Tener un corazón pleno, se identifica con no hacer las cosas a medias. Es como preguntarnos cada día, ¿estoy dando mi cien por cien en esto?. Y lo que ocurre muchas veces, es que cuando estamos a medias y no “ponemos el corazón en ello”, es porque algo no nos atrae, no nos motiva, nos es indiferente. Claro, la propuesta si estamos atentas y atentos, viviendo con mindfulness, es, pararnos y empezar a ponernos en valor, conectando con la valentía para hacer una valoración de nuestra vida y de cómo nos implicamos o no, en ella. Desde esta pausa consciente podemos incrementar la presencia en la vida y empezar a movernos hacia una vida más plena, con la que nos sintamos más en sintonía.

El corazón abierto tiene que ver con la capacidad de ablandarnos, con la seguridad que da saberte vulnerable y no por ello sentirte débil. Cuando no conectamos con esa paz y serenidad interior que nos empodera, que nos da la seguridad de saber quienes somos, nos sentimos heridos y tenemos miedo a que nos hagan daño, así que solemos ir por la vida protegiéndonos, como a la defensiva, temerosas de ser dañadas y dañados.

El corazón claro es un corazón que sabe que está en el camino adecuado. Es esa sensación de que eres dueña de tu vida y sabes que hacia dónde te diriges está bien para ti.  Cuando tenemos el corazón claro, conocemos cuáles son los valores que nos guían y poco a poco podemos ir haciendo las modificaciones que sean necesarias en nuestra vida para estar más alineadas. 

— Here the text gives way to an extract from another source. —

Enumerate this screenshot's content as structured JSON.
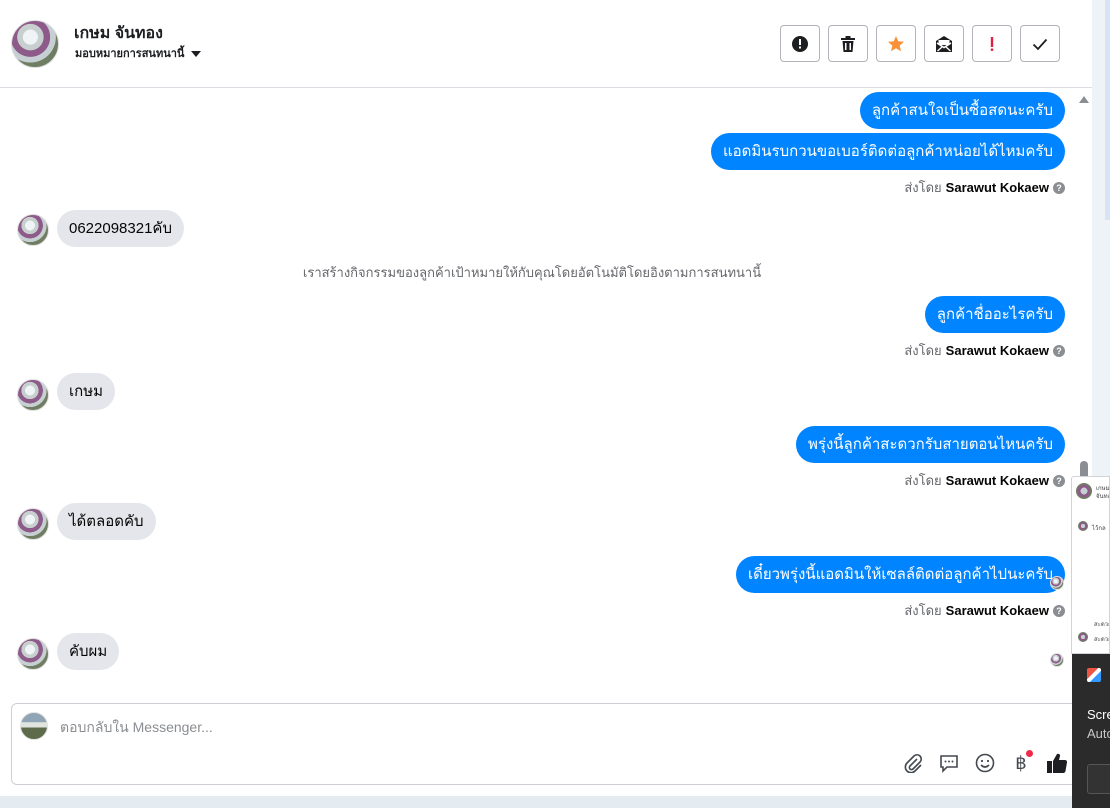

Y por último y no por ello menos importante, podemos preguntarnos si tenemos un corazón fuerte. Un corazón fuerte nos conecta con la sensación de ser auténticas en nuestra vida, de mostrarnos tal y como somos sin miedo ni culpa. Es conectar con el coraje para dar nuestra opinión, para comunicarnos de manera consciente con los demás y conectar con quienes somos de verdad. 

Poner conciencia a estos cuatro compartimentos del corazón supone comenzar un camino de empoderamiento que nos haga más auténticas, amables, flexibles y sabias.  Cuatro actitudes mindfulneras que podemos entrenar cada día con nuestra práctica formal y con nuestra actividad cotidiana. Viviendo Mindful, viviendo consciente momento a momento.